In the world of business, the customer is often enshrined as the ultimate source of wisdom. Businesses go to great lengths to collect feedback, analyse behaviours, and map out customer journeys. It’s almost gospel: Listen to your customers, and success will follow. Yet there’s a wrinkle in this straightforward narrative. In some scenarios, seeking customer input could be a roadblock to the innovative leaps that can define a company. The question is, when should you listen to your customers, and when should you trust your instincts to break new ground?

The case against asking for early-stage input

It’s a sentiment that challenges conventional wisdom, but when you’re innovating—a genuinely new product or service—the customer might not be your best consultant. Henry Ford’s famous quip about faster horses succinctly captures this perspective. If Ford had relied on customer surveys, we might still be in a world dominated by horse-drawn carriages. Ford had the foresight to understand that people didn’t really want faster horses; they wanted a more efficient means of transportation. They just didn’t know it yet.

Apple’s late co-founder Steve Jobs mirrored this philosophy. Jobs was not one to conduct focus groups or solicit customer feedback when imagining the next disruptive technology. He had a flair for intuiting what people would want before it ever occurred to them. This is how we ended up with transformative devices like the iPhone, which revolutionised not just communication, but practically every facet of modern life.

The point isn’t that customers are short-sighted, but that they are experts in the world as it is, not as it could be. When trying to introduce a groundbreaking concept, asking for opinions will usually yield suggestions confined to the parameters of existing products or services.

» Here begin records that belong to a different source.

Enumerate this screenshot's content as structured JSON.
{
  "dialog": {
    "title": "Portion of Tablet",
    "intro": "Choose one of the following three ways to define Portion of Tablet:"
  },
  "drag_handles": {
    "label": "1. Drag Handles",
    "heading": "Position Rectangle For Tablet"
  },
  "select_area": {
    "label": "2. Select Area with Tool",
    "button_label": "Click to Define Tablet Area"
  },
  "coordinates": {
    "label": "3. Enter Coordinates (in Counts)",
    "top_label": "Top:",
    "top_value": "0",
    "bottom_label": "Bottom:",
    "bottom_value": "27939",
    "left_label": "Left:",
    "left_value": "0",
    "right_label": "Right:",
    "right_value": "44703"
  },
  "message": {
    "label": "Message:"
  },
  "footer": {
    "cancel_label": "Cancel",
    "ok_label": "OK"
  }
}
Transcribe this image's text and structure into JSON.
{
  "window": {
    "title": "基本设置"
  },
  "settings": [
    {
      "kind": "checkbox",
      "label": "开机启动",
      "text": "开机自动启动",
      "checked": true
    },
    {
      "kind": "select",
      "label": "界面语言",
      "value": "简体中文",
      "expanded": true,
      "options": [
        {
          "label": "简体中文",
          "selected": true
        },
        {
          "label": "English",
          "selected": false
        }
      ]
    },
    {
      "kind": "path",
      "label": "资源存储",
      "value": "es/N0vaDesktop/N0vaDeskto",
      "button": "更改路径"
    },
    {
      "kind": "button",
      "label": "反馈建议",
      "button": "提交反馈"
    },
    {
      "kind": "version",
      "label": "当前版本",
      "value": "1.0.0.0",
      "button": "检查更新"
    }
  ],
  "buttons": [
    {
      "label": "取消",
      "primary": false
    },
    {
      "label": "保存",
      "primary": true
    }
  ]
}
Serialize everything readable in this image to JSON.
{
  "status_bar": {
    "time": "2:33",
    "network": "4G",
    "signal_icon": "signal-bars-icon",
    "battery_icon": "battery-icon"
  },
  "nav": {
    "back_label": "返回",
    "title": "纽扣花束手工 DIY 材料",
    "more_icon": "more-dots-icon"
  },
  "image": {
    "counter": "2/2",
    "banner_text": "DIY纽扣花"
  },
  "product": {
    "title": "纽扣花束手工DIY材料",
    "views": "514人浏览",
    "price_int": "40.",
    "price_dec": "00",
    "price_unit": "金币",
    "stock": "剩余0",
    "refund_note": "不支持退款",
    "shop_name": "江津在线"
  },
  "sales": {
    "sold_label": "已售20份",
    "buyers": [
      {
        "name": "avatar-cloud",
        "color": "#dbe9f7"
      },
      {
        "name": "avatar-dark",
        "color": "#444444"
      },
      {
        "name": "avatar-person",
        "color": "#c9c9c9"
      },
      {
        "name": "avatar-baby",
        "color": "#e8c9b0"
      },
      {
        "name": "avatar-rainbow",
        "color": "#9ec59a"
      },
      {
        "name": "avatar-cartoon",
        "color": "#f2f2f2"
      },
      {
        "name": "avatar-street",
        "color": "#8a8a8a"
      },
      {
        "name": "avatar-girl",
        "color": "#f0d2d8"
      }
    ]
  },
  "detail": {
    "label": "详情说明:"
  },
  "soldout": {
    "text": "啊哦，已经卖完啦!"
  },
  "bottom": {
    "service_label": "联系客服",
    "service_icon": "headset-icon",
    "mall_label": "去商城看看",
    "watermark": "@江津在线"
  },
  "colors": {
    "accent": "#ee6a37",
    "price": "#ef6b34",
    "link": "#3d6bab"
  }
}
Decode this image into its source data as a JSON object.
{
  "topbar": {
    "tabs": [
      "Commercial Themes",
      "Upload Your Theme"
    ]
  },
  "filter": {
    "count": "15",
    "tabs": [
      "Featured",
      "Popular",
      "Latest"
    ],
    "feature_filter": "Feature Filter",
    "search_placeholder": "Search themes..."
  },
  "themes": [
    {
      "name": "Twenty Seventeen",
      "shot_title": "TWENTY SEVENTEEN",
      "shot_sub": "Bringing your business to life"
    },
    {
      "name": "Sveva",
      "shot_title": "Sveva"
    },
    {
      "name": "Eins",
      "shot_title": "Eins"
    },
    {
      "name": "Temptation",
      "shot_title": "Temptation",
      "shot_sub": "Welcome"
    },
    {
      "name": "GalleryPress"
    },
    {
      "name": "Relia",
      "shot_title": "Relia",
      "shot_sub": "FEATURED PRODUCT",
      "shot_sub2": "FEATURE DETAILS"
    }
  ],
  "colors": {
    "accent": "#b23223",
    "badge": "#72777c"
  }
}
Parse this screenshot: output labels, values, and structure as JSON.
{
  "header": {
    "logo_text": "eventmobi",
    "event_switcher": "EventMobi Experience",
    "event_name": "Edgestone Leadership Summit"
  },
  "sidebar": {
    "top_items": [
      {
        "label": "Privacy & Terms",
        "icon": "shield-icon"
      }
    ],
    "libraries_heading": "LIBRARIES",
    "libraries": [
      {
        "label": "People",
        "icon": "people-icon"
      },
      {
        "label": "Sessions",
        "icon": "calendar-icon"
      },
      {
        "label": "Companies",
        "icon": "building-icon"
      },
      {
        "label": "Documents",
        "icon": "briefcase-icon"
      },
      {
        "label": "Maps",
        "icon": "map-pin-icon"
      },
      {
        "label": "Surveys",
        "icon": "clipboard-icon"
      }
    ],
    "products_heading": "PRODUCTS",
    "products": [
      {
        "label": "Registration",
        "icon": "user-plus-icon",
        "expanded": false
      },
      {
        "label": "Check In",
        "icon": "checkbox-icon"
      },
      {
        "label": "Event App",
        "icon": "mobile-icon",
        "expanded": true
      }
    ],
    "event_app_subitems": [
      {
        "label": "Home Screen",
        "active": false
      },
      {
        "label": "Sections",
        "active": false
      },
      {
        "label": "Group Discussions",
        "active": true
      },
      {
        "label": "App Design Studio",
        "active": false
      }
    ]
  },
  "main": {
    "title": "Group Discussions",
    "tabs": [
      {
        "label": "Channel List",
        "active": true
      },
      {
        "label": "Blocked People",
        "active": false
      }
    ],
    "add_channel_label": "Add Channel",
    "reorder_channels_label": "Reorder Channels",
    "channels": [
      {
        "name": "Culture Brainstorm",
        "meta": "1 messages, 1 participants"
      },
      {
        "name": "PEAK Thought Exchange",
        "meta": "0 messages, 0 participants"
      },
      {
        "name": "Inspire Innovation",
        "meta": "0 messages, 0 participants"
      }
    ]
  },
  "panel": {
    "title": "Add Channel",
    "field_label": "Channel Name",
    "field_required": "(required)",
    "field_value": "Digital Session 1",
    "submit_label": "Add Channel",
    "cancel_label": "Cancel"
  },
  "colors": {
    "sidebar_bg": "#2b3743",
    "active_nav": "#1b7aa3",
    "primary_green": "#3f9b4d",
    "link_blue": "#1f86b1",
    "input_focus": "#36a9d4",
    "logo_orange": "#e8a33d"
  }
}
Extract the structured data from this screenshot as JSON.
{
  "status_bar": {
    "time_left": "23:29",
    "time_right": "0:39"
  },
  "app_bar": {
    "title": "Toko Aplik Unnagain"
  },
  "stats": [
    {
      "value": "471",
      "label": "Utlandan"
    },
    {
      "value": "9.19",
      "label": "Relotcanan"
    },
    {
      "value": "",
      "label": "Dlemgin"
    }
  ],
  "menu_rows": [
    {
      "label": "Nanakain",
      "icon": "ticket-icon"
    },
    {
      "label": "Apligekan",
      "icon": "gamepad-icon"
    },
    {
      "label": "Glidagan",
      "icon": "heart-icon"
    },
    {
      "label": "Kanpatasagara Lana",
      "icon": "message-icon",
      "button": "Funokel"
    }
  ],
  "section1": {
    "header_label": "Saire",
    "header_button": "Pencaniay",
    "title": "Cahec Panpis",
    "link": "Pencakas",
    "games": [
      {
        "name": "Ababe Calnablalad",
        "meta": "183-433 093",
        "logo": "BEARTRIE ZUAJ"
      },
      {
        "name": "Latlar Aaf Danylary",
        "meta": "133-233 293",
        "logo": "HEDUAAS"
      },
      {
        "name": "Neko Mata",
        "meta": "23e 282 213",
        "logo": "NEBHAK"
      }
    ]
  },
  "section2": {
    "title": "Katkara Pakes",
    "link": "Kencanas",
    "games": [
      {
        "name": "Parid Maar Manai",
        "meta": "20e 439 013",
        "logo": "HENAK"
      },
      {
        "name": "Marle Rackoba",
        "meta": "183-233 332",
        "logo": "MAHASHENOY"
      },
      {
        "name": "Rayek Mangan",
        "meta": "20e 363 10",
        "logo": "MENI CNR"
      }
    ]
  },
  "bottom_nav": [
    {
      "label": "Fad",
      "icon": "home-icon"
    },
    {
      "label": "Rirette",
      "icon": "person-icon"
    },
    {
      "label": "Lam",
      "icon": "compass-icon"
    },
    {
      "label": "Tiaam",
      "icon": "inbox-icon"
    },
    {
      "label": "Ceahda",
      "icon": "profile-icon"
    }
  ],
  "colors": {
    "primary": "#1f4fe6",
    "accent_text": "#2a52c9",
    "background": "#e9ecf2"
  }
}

The iterative approach: When customer input is gold

There’s a flip side to this coin. If you’re in the realm of iteration—tweaking or expanding upon a product or service that’s already in the public consciousness—then customer feedback is invaluable. Here, the consumer’s experience with existing products provides critical insights that can drive meaningful improvements.

Small business owners can leverage this type of input to great advantage. A bakery owner, for example, who wants to introduce a new type of pastry can benefit from understanding customer preferences about crust texture, sweetness level, or filling variety. In these situations, failure to consult the customer can result in a missed opportunity or, worse, a costly mistake.

Striking the right balance

So, how does one navigate this apparent dichotomy? The key lies in discerning the nature of your business objective. Are you iterating or innovating? Are you venturing into uncharted territory, or are you refining what’s already there? The answers to these questions can guide your strategy.

For small businesses with limited resources, the stakes are particularly high. Wrong moves can be costly, yet the right gamble can lead to outsized rewards. Thus, exercise judicious use of customer input. When iterating, employ methods like surveys, focus groups, and A/B testing to hone your offering. When innovating, seek input sparingly and consider it alongside other factors, such as technological trends and market dynamics.

Final thoughts

Customers are an indispensable asset, and their insights can shape a company’s trajectory in meaningful ways. Yet, as with any business tool, the utility of customer feedback has its limits. Innovators should heed Ford’s and Jobs’ examples: Sometimes the biggest leaps come from looking beyond what your audience says they want, to give them something they never knew they needed.

While it might be tempting to ask for feedback at every turn, especially in the formative stages of your business, remember that innovation often requires a leap of faith—one that only you can take.